- The pharmaceutical industry is the most important single source of investment in health research. The estimated total R&D expenditure of pharmaceutical companies worldwide in 2002 exceeded $45 billion.
- Research-based pharmaceutical companies have discovered and developed the great majority of existing medicines. For example, according to a study by National Institutes of Health, out of 47 best-selling drugs in the US only 4 medicines were identified for which the government could claim “use or ownership rights”. Another study shows that out of 284 medicines approved in the US in the 1990s, 93 percent originated from the pharmaceutical industry.
- Pharmaceutical R&D addresses the most important causes of mortality and morbidity worldwide. Only within last decade, pharmaceutical companies developed 3 new classes of HIV/AIDS drugs, 3 classes of cardiovascular drugs, and 2 new classes of medicines against Alzheimer’s disease. Many breakthrough treatments have been developed for other indications.
Position
The research-based pharmaceutical industry is a unique source of new medicines which has continuously offered clear benefits to patients, societies and healthcare systems worldwide. Drugs save lives, alleviate pain and suffering thus improving quality of life and increasing longevity. They also provide for innovative, cost-effective medical tools, bringing important savings to healthcare systems.
The process of pharmaceutical research and development (R&D) is a complex, costly, risky and long undertaking. It requires a sustained mobilisation of substantial human and financial resources over long period of time before a new drug finally reaches the patient. On average, this process takes between 10-15 years and the estimated average cost of developing a new medicine exceeds $800 million. In the course of the R&D process, more than 8,000 compounds are tested on average, of which only one is developed into a potent and safe drug.
Pharmaceutical R&D is a multi-step process which in general terms can be divided in two parts. First, research , during which a molecule with specific and potentially useful characteristics is identified; and second, development , when such a simple molecule undergoes numerous steps of stringent testing in order to develop it into a final product. An important implication of this fact is that very different skills and capacities are required in order to go through the whole cycle of R&D. In practice, only the pharmaceutical industry is capable to complete the entire R&D cycle. This fact makes the pharmaceutical industry the driving and vital component of pharmaceutical innovation.
The contribution of public research (government and academic) to the process of pharmaceutical R&D is limited to the very early stages of the research phase. "Basic or fundamental research" provides for invaluable discoveries enabling further “targeted” drug research.
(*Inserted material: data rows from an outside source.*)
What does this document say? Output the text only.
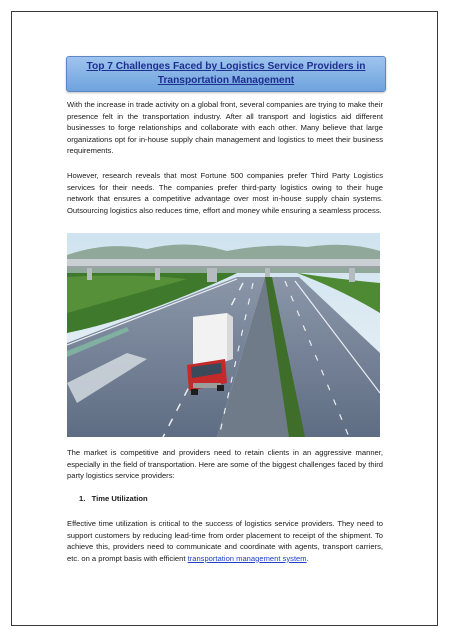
Top 7 Challenges Faced by Logistics Service Providers in Transportation Management

With the increase in trade activity on a global front, several companies are trying to make their presence felt in the transportation industry. After all transport and logistics aid different businesses to forge relationships and collaborate with each other. Many believe that large organizations opt for in-house supply chain management and logistics to meet their business requirements.

However, research reveals that most Fortune 500 companies prefer Third Party Logistics services for their needs. The companies prefer third-party logistics owing to their huge network that ensures a competitive advantage over most in-house supply chain systems. Outsourcing logistics also reduces time, effort and money while ensuring a seamless process.

The market is competitive and providers need to retain clients in an aggressive manner, especially in the field of transportation. Here are some of the biggest challenges faced by third party logistics service providers:

1.   Time Utilization

Effective time utilization is critical to the success of logistics service providers. They need to support customers by reducing lead-time from order placement to receipt of the shipment. To achieve this, providers need to communicate and coordinate with agents, transport carriers, etc. on a prompt basis with efficient transportation management system.
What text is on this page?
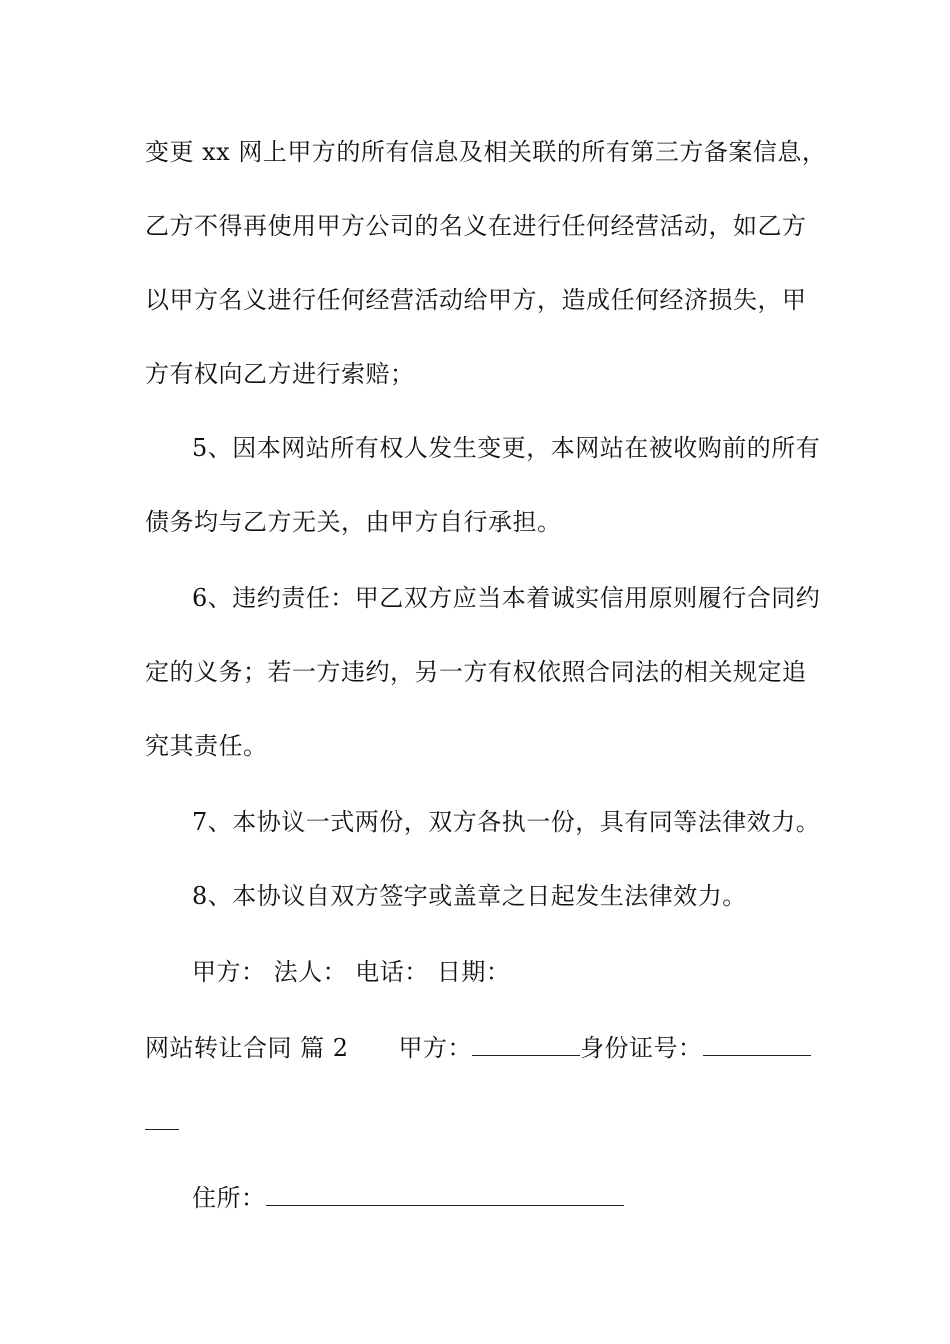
变更 xx 网上甲方的所有信息及相关联的所有第三方备案信息，
乙方不得再使用甲方公司的名义在进行任何经营活动，如乙方
以甲方名义进行任何经营活动给甲方，造成任何经济损失，甲
方有权向乙方进行索赔；
5、因本网站所有权人发生变更，本网站在被收购前的所有
债务均与乙方无关，由甲方自行承担。
6、违约责任：甲乙双方应当本着诚实信用原则履行合同约
定的义务；若一方违约，另一方有权依照合同法的相关规定追
究其责任。
7、本协议一式两份，双方各执一份，具有同等法律效力。
8、本协议自双方签字或盖章之日起发生法律效力。
甲方： 法人： 电话： 日期：
网站转让合同 篇 2 甲方：	身份证号：
住所：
However, "applied research" is the step that brings new products to the patients. Development remains the most important component of the R&D process as it consumes over 70 percent of the entire R&D budget. This phase of the process is dominated by large-scale, multi-step clinical trials.
The process of pharmaceutical R&D is dynamic. In order to be successful, it requires continued investment by pharmaceutical companies. Their human and financial capacities, expertise, know-how and technological excellence guarantee the sustainability of this process and result with a constant flow of innovative medicines.